W Jeleniej Górze zawiązał się komitet referendalny w sprawie odwołania Prezydenta Miasta Jeleniej Góry Jerzego Łużniaka.
Duży udział w tym, mają mieszkańcy Cieplic, którzy chcą odłączenia Cieplic Śląskich Zdrój od Jeleniej Góry. Duży udział mają również potencjalni inwestorzy i przedsiębiorcy, którzy widzą wyhamowanie rozwoju gospodarczego w Jeleniej Górze. Na przykładzie malowania pasów w centrum miasta i tworzenia miejsc parkingowych na ul. Bankowej pod katem prostym, widać ewidentny brak dobrego gospodarza, ale tak to jest, gdy za zarządzanie biorą się politycy, a nie praktycy.

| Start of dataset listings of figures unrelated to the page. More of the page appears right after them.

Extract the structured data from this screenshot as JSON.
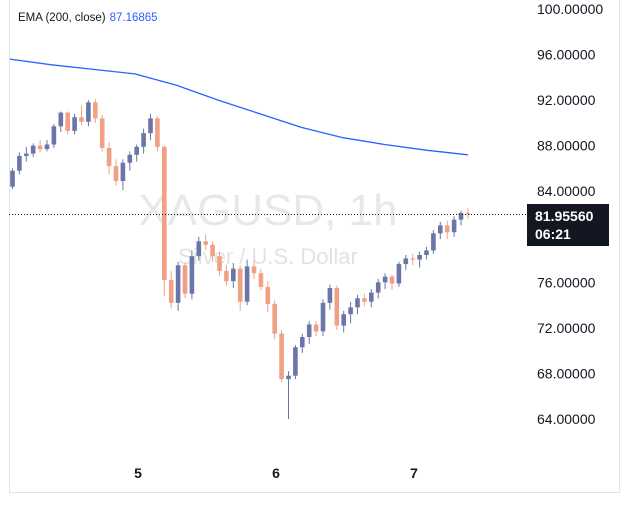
{
  "legend": {
    "label": "EMA (200, close)",
    "value": "87.16865",
    "color": "#2962ff"
  },
  "watermark": {
    "title": "XAGUSD, 1h",
    "subtitle": "Silver / U.S. Dollar"
  },
  "price_tag": {
    "price": "81.95560",
    "countdown": "06:21"
  },
  "colors": {
    "up": "#6a75a8",
    "down": "#f0a184",
    "ema": "#2962ff"
  },
  "chart_data": {
    "type": "candlestick",
    "symbol": "XAGUSD",
    "timeframe": "1h",
    "y_axis_labels": [
      "100.00000",
      "96.00000",
      "92.00000",
      "88.00000",
      "84.00000",
      "80.00000",
      "76.00000",
      "72.00000",
      "68.00000",
      "64.00000"
    ],
    "x_axis_labels": [
      "5",
      "6",
      "7"
    ],
    "ylim": [
      61.5,
      100.5
    ],
    "current_price": 81.9556,
    "ema_200_value": 87.16865,
    "candles": [
      [
        84.4,
        86.0,
        84.2,
        85.8
      ],
      [
        85.8,
        87.4,
        85.5,
        87.1
      ],
      [
        87.1,
        87.9,
        86.6,
        87.3
      ],
      [
        87.3,
        88.2,
        87.0,
        88.0
      ],
      [
        88.0,
        88.5,
        87.4,
        87.7
      ],
      [
        87.7,
        88.5,
        87.5,
        88.1
      ],
      [
        88.1,
        89.9,
        87.8,
        89.7
      ],
      [
        89.7,
        91.0,
        89.2,
        90.9
      ],
      [
        90.9,
        91.0,
        89.0,
        89.3
      ],
      [
        89.3,
        90.8,
        89.0,
        90.5
      ],
      [
        90.5,
        91.5,
        89.8,
        90.1
      ],
      [
        90.1,
        92.0,
        89.7,
        91.8
      ],
      [
        91.8,
        92.1,
        90.0,
        90.4
      ],
      [
        90.4,
        90.7,
        87.5,
        87.8
      ],
      [
        87.8,
        88.3,
        85.5,
        86.2
      ],
      [
        86.2,
        86.8,
        84.5,
        84.9
      ],
      [
        84.9,
        86.8,
        84.1,
        86.5
      ],
      [
        86.5,
        87.5,
        85.8,
        87.2
      ],
      [
        87.2,
        88.1,
        86.6,
        87.9
      ],
      [
        87.9,
        89.5,
        87.3,
        89.1
      ],
      [
        89.1,
        90.8,
        88.5,
        90.4
      ],
      [
        90.4,
        90.6,
        87.5,
        87.9
      ],
      [
        87.9,
        88.0,
        74.8,
        76.2
      ],
      [
        76.2,
        77.0,
        73.7,
        74.2
      ],
      [
        74.2,
        77.8,
        73.5,
        77.5
      ],
      [
        77.5,
        77.7,
        74.6,
        75.0
      ],
      [
        75.0,
        78.8,
        74.5,
        78.3
      ],
      [
        78.3,
        80.0,
        77.9,
        79.6
      ],
      [
        79.6,
        80.2,
        78.8,
        79.3
      ],
      [
        79.3,
        79.6,
        77.8,
        78.3
      ],
      [
        78.3,
        78.7,
        76.6,
        77.0
      ],
      [
        77.0,
        77.5,
        75.7,
        76.1
      ],
      [
        76.1,
        77.7,
        75.5,
        77.2
      ],
      [
        77.2,
        77.5,
        73.5,
        74.3
      ],
      [
        74.3,
        78.0,
        74.0,
        77.4
      ],
      [
        77.4,
        77.9,
        76.3,
        76.8
      ],
      [
        76.8,
        77.2,
        75.3,
        75.6
      ],
      [
        75.6,
        76.1,
        73.4,
        74.1
      ],
      [
        74.1,
        74.4,
        71.0,
        71.5
      ],
      [
        71.5,
        71.8,
        67.2,
        67.5
      ],
      [
        67.5,
        68.2,
        64.0,
        67.8
      ],
      [
        67.8,
        70.5,
        67.5,
        70.3
      ],
      [
        70.3,
        71.5,
        69.8,
        71.2
      ],
      [
        71.2,
        72.6,
        70.6,
        72.3
      ],
      [
        72.3,
        72.6,
        71.3,
        71.7
      ],
      [
        71.7,
        74.5,
        71.3,
        74.2
      ],
      [
        74.2,
        75.8,
        73.6,
        75.5
      ],
      [
        75.5,
        75.7,
        71.8,
        72.2
      ],
      [
        72.2,
        73.5,
        71.6,
        73.2
      ],
      [
        73.2,
        74.3,
        72.4,
        73.8
      ],
      [
        73.8,
        74.9,
        73.2,
        74.6
      ],
      [
        74.6,
        75.0,
        73.9,
        74.3
      ],
      [
        74.3,
        75.4,
        73.8,
        75.1
      ],
      [
        75.1,
        76.3,
        74.6,
        76.0
      ],
      [
        76.0,
        76.8,
        75.4,
        76.5
      ],
      [
        76.5,
        76.7,
        75.3,
        75.9
      ],
      [
        75.9,
        77.8,
        75.6,
        77.6
      ],
      [
        77.6,
        78.4,
        77.1,
        78.1
      ],
      [
        78.1,
        78.5,
        77.5,
        78.0
      ],
      [
        78.0,
        78.7,
        77.3,
        78.4
      ],
      [
        78.4,
        79.1,
        78.0,
        78.8
      ],
      [
        78.8,
        80.6,
        78.5,
        80.3
      ],
      [
        80.3,
        81.3,
        79.8,
        81.0
      ],
      [
        81.0,
        81.4,
        79.8,
        80.4
      ],
      [
        80.4,
        81.8,
        80.0,
        81.5
      ],
      [
        81.5,
        82.3,
        81.0,
        82.1
      ],
      [
        82.1,
        82.5,
        81.6,
        81.96
      ]
    ],
    "ema": [
      95.6,
      95.1,
      94.7,
      94.3,
      93.3,
      92.0,
      90.8,
      89.6,
      88.7,
      88.1,
      87.6,
      87.2
    ]
  }
}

Jelenia Góra ma poważne długi i może się okazać bankrutem, przeznaczonym do licytacji. Ponoć Urząd Marszałkowski spowodował wstrzymanie dofinansowania z UE 8 mln zł za naruszenie warunków remontu Teatru im. C. K. Norwida w Jeleniej Górze, a wchodzi w grę cofnięcie 20 mln zł.
Wiecie, dlaczego Prezydent Miasta podjął decyzje o podwyżce cen opłat za wodę i śmieci? Ponieważ ma rzekomo kilkaset tysięcy zadłużenia w KCGO w Kostrzycy, za nieterminowe opłaty.

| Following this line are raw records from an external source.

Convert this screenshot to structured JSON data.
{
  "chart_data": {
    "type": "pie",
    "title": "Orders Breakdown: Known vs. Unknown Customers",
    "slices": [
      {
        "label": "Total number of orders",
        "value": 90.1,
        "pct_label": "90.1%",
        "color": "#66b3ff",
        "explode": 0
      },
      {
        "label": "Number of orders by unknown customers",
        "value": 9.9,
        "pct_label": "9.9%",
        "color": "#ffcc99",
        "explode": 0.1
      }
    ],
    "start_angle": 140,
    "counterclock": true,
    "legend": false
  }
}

Miasto podejmuje nieracjonalne decyzje. Nie powinno bogacić jednostek kosztem biednych mieszkańców. Podwyżki opłat za lokale usługowe nie sprzyjają wzrostowi gospodarczemu, tylko są hamulcem rozwoju. Podobnie jest ze strategią rozwoju, która nie modyfikuje planów zagospodarowania przestrzennego z myślą i pod kątem pracobiorców i pracodawców. Nikt nie konsultuje decyzji z mieszkańcami, nie traktuje ich poważnie, jak podmiot.

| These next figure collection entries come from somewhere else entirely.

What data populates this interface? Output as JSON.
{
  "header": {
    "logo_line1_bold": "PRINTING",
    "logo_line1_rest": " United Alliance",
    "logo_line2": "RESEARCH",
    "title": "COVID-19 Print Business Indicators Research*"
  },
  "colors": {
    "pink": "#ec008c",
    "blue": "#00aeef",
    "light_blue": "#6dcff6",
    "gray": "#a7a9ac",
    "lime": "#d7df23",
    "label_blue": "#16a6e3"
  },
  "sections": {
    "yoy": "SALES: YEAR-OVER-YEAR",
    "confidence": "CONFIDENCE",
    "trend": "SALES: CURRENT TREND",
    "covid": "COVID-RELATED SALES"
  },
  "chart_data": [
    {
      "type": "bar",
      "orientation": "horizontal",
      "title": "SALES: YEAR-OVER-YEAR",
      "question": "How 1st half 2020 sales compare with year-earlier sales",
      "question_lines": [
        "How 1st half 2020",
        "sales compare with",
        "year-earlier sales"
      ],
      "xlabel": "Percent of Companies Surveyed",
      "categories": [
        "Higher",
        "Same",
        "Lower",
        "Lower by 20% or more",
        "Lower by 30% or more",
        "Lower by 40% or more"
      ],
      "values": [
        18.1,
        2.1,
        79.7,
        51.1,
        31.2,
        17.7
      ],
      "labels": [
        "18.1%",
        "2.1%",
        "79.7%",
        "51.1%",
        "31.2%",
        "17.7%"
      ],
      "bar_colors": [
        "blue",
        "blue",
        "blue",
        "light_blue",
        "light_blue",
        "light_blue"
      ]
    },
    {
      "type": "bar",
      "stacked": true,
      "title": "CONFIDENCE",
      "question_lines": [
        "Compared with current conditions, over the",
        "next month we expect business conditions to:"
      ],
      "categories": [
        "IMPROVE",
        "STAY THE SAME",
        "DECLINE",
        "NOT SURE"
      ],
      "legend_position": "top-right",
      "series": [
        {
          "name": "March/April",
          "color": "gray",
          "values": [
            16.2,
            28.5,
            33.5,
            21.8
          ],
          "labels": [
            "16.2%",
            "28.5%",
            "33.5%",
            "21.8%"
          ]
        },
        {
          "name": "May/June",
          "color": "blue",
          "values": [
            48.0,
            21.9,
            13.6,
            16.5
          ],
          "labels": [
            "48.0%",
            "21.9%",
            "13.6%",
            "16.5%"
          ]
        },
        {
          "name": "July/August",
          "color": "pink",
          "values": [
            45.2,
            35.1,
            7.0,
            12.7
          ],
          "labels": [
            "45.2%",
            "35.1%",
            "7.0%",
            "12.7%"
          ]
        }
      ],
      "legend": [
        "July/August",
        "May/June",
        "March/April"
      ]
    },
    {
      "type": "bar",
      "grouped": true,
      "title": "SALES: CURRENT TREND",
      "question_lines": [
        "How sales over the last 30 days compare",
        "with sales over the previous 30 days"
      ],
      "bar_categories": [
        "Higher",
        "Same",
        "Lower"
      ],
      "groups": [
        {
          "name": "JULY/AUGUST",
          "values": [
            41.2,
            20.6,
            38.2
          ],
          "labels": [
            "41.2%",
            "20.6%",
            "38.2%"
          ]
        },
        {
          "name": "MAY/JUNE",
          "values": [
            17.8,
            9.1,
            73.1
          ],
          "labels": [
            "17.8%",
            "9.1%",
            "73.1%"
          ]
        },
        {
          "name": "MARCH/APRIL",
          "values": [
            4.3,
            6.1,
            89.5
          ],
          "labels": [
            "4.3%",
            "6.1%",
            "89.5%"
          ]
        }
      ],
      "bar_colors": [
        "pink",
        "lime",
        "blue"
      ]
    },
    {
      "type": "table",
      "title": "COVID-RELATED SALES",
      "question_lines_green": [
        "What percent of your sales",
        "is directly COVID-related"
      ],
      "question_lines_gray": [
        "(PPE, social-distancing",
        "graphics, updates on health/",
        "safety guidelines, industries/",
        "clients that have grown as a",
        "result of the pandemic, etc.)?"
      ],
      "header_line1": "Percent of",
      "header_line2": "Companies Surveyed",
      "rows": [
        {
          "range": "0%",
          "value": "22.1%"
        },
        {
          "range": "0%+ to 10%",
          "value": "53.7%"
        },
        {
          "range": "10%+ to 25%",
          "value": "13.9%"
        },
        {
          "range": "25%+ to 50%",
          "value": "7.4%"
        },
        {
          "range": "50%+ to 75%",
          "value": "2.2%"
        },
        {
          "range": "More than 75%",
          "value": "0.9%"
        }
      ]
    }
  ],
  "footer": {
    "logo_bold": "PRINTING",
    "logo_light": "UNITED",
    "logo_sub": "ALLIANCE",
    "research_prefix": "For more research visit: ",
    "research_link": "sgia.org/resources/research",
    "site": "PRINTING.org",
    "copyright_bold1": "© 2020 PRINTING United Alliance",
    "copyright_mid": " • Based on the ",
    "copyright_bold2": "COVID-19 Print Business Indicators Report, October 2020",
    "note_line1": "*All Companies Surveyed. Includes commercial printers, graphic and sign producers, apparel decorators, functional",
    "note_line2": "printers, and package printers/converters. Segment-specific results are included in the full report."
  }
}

Myślę, że mimo gorszych czasów jeśli chodzi o komunikację społeczną, to może się udać zabrać nieco ponad 6 tys. podpisów w dwa miesiące, ponieważ atak na kieszenie mieszkańców może się obrócić w a contrario. W akcję mogą się włączyć też konkurenci PO, czyli SLD, PiS, Bezpartyjni Samorządowcy oraz Związek Zawodowy Rolników Rzeczpospolitej Solidarni. Włączą się bezrobotni.
Panie Prezydencie. Myślę, że nie tędy droga. Proszę usiąść do stołu i zacząć szanować ludzi.